The priority in most men’s minds, her mother had told all three of her daughters, were that they should remain innocent, be adept at all the social graces and, above all, show no inclination to be bookish. If there was anything a man deplored above all else, it was a woman who knew more than he did on any subject except domestic matters. The twins had no wish to argue with that, but Letitia understood that it was far too generalised to be true, for there were men she knew personally who had accepted her exactly as she was, bookish or not. Unfortunately for Lady Boyce, these same men were not interested in marrying her eldest daughter, either, because they were already married or too engrossed in their own special subjects to be leg-shackled to a wife and family.

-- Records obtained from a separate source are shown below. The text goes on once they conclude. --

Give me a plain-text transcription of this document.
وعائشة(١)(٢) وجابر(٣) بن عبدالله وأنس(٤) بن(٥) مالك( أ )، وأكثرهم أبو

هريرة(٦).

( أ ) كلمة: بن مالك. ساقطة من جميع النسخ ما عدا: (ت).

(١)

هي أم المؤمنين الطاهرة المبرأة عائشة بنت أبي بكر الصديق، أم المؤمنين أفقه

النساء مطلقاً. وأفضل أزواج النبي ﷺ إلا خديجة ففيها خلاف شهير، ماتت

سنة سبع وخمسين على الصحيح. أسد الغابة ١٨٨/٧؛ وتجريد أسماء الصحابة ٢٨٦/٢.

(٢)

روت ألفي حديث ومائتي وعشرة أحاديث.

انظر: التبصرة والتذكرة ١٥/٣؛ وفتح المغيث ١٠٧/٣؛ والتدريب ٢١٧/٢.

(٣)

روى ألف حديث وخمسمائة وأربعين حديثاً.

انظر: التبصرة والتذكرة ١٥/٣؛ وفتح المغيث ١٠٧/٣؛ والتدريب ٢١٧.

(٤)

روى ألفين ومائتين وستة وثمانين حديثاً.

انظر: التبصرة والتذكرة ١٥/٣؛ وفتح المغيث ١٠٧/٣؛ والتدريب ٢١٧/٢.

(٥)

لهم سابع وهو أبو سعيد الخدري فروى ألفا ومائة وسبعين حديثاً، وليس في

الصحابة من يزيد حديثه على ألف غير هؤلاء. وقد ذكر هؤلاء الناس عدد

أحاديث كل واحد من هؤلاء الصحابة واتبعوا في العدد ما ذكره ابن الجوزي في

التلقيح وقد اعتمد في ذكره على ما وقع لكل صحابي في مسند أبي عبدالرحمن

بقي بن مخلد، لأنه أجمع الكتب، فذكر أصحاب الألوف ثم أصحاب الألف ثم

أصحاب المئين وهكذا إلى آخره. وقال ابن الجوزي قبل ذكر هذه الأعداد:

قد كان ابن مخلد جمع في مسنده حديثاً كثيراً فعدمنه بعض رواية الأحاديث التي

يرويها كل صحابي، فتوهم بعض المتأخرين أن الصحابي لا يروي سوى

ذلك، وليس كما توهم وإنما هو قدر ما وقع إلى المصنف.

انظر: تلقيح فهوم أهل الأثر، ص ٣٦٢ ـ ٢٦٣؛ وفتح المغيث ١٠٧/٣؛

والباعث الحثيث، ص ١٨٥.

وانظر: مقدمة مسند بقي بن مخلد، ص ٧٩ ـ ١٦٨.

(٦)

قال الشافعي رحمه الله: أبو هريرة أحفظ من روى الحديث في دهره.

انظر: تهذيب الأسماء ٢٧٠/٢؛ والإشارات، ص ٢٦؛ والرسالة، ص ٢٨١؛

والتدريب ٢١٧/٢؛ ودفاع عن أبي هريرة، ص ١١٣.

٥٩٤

If Letitia was affected by this lopsided state of affairs, she never let it show except, occasionally, by an inclination to pity both the men and women who lived by such shallow conventions. Nevertheless, the stark truth was that book-learning and marriage rarely mixed and that, as she had now earned a reputation as being ‘Lady Boyce’s unconventional eldest daughter’, she was highly unlikely to find a mate of haut ton as her mother would have preferred.